Publié le 28 mars 2010 par Egea

Gribouille se jetait à l'eau pour ne pas se mouiller. De là vient la politique de Gribouille : prendre une mauvaise décision pour éviter une autre, ressentie comme mauvaise, mais en fait de moindre intensité.

Gribouille est allemande
(image tirée de ce billet, provenant d'un blog sympathique, d'ailleurs)

Ces définitions (je fais attention : de mauvais esprits, qui ne fréquentent pas les blogs mais ont quand même une opinion dessus, prétendent qu'on y écrit mal et sans tenue : ils doivent nous confondre avec des jeux vidéos) permettent de comprendre la politique allemande, et donc ses conséquences hautement néfastes pour l'Europe.

Car l'accord trouvé cette semaine au Conseil Européen confirme mes inquiétudes (références en bas d'article).

1/ On peut certes être impressionné, encore une fois, par cette exceptionnelle capacité européenne à trouver, toujours, des compromis : cela dénote une aptitude à négocier envers et contre tout qui fait vraiment le caractère distinctif de l'Europe. C'est d'ailleurs cette qualité-là qui lui permettra, peut-être de survivre dans le XXI° siècle.

2/ Il reste que le compromis signé est particulièrement pauvre, et décevant. De quoi s'agit-il en effet ? : d'une abstention et d'un minimum, qui vient avec peine confirmer la déclaration du 11 février dernier. En ultime recours, les Européens pourraient, peut-être, si c'est vraiment urgent, garantir quelques prêts mais surtout pas trop, et de toute façon après que le FMI se sera engagé (après que + indicatif, selon la règle, je le signale à l'attention des censeurs qui persistent à croire qu'on écrit mal sur les blogs, non mais !).

3/ Quelle est la raison de cette timidité ? l'abstention allemande. Mme Merkel, notre Gribouille, donc, estime qu'il faut "de la RIGUEUR". Ce qui est vrai. Que l'Allemagne a fait des efforts, ce qui est vrai également.
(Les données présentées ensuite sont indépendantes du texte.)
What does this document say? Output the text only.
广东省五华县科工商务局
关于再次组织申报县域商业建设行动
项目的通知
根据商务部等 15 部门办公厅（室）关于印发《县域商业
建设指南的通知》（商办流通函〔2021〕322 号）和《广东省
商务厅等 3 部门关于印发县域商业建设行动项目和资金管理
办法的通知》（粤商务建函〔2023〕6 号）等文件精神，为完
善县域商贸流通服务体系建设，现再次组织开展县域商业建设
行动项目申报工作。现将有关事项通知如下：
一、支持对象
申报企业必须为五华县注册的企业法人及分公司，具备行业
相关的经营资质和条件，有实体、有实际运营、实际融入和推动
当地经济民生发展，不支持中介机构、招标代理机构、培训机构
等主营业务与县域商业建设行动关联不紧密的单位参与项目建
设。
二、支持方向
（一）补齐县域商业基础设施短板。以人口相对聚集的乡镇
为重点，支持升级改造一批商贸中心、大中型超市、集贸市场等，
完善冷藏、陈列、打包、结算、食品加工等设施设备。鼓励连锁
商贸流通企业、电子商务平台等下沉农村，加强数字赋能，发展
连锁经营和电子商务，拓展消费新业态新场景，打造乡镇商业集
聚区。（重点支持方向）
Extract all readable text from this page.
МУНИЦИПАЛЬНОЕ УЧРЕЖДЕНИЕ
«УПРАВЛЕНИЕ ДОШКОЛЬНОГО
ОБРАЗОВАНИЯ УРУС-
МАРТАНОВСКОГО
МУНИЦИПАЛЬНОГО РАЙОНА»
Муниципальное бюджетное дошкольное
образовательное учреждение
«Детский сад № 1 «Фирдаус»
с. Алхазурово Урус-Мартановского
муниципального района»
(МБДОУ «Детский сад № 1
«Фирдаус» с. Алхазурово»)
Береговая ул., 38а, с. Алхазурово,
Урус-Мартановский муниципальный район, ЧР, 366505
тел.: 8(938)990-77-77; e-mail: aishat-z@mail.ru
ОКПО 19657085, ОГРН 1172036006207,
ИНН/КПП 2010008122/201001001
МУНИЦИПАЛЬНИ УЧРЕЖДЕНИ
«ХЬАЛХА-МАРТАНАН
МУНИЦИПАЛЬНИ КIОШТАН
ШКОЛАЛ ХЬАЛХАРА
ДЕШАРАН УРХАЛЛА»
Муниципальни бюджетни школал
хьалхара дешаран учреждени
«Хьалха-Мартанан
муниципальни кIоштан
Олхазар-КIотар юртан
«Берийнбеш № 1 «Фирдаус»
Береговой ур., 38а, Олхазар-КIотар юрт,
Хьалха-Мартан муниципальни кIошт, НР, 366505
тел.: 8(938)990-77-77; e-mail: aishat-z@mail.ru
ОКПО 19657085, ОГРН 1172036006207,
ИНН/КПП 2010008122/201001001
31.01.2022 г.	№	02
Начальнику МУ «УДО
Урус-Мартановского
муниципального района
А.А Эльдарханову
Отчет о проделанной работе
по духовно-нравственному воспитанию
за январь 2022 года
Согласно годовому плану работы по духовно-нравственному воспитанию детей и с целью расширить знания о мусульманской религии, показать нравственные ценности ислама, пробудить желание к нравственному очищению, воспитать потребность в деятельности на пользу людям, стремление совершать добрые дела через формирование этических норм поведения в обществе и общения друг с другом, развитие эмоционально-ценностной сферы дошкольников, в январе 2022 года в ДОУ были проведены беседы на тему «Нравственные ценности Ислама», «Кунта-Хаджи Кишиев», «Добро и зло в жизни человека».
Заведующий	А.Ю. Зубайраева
Que les autres auraient pu en faire autant : certes ! Et qu'en plus elle a une petite élection partielle dans deux mois, et qu'il faut donc écouter la vox populi, pardon, die Volks Stimme. Et là, je ne suis pas d'accord, Angèle se fourvoie.

4/ Chacun connaît maintenant le bénéfice que l'Allemagne a tiré de cet euro, pour elle sous-évalué (en clair, cela lui a permis une dévaluation compétitive, rien que ça) et surtout le trou noir qu'elle constitue au cœur de la zone euro : car si elle est vertueuse, c'est grâce justement au vice de ses partenaires. Ne pas voir que la vertu n'existe qu'en fonction du vice, ne pas voir donc que cette vertu est viciée, c'est ne contempler qu'une face de la médaille. Et ce sont des choses qu'un gouvernement responsable se doit d'expliquer à ses électeurs. Rappelons nous : M. Schroeder décide il y a dix ans les lois Hartz IV, c'est-à-dire la cure d'austérité qui permet aujourd'hui à l'Allemagne d'avoir accru sa compétitivité : accessoirement, c'est contre sa base politique qu'il le décide, et il perd les élections juste après : tant qu'à évoquer les grands principes, on pourrait juste susurrer à Mme Merkel qu'il faut accepter de risquer la perte d'une élection (surtout une petite partielle) si les enjeux le nécessitent.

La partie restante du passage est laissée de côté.